ABSTRACT

Congenital heart diseases with duct-dependent circulation after birth are complex. Continued patency of the arterial duct (ductus arteriosus, DA) is essential in two major types of congenital heart disease: newborns with duct-dependent pulmonary blood flow who have a critically or totally obstructed ventricular-pulmonary connection, and neonates with duct-dependent systemic blood flow who require either a patent DA for the systemic circulation in total, which includes retrograde flow through the aortic arch for adequate coronary and cerebral blood flow, or to support partially the systemic blood flow in patients with multiple left heart obstructive lesions.
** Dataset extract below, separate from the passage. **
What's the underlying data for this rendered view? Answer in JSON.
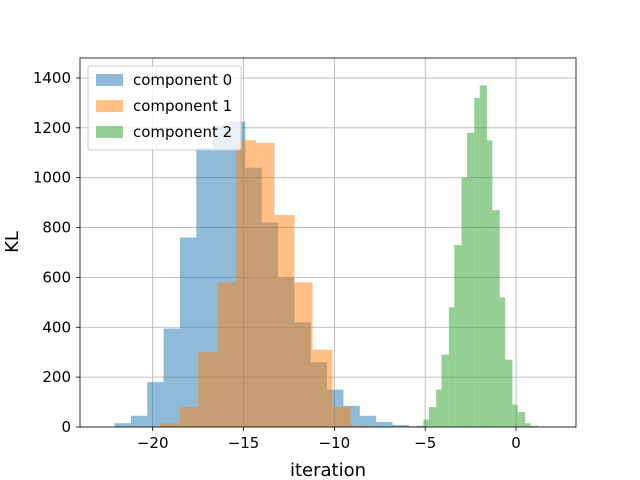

Both duct-dependent systemic as well as pulmonary blood flow can be associated with a ‘single ventricle,’ as lacking two welldeveloped ventricles at birth, and also with a normal or borderline developed right or left ventricle with the option for biventricular repair. Blalock and Taussig1 were the first to create a surgical shunt as an alternative to the arterial duct. The modified BlalockTaussig shunt (mBTS) is still the most commonly created systemic-pulmonary shunt in neonates with cyanotic heart disease. Morbidity and mortality after mBTS are related to several factors including age, pulmonary artery diameter, and the baseline cardiac anatomy.2,3 Norwood et al.4 in 1981 reported the first experience in surgical reconstruction of the aortic arch combined with a modified Blalock-Taussig shunt. Such surgery in neonates, particularly in premature infants, can involve major complications, and despite improvements over the last decade both this and modified approaches still have significant mortality.5-7 In the past, attempts have been made to alter the native DA in various ways to maintain its patency. Formalin infiltration, and even balloon angioplasty and thermal balloon dilatation have been investigated, but long-term patency was disappointing.8-11

In 1991, the first experimental use of an intravascular stent to maintain ductal patency in an animal model was reported.12,13

Worldwide experience in stenting the DA in humans was quite limited in the last century.14 Previous attempts to stent the neonatal duct in humans used

early generation, rigid, bare stents, and relatively bulky, stiff wires, balloons, and sheaths, and frequently resulted in worsening cyanosis or shock, bleeding, vessel rupture, duct spasm, tissue prolapse, or acute thrombosis.15-17

Additionally, incomplete covering of the duct was frequently followed by duct constriction, with inadequate pulmonary or systemic flow within hours or days after implantation. Some indications for duct stenting were performed without a conclusive follow-up strategy. Based on these experiences, it was concluded that, for the majority of patients, ductal stenting could not be recommended due to the procedure risk and short duration of palliation.18 Duct stenting for newborns in ductdependent pulmonary circulation was apostrophized ‘a wanna-be’ Blalock-Taussig.19 By learning from these failures, and applying better patient selection criteria and preparation, using new techniques and better interventional access, and covering the complete length of the duct with current low-profile, flexible, premounted stents (with good scaffolding) or even self-expandable nitinol stents, the results of ductal stenting have been significantly improved. The ‘new era’ of duct stenting was started by the experience of Gerd Hausdorf and his team.20 Meanwhile, duct stenting is used worldwide in various forms of duct-dependent congenital heart defects.21-29 Duct stenting combined with bilateral banding as a percutaneous or intraoperative surgicalinterventional hybrid approach has been developed and nowadays established as an alternative for the classical Norwood approach.21,30-36

In the context of the current knowledge and literature,37 as well as based on our own experience of ductal stenting in more than 170 patients with ductdependent systemic (n = 115) and pulmonary (n = 59) circulation, this chapter deals with the technical aspects, including risk stratification and possible pitfalls of ductal stenting, to maintain pulmonary and systemic circulation.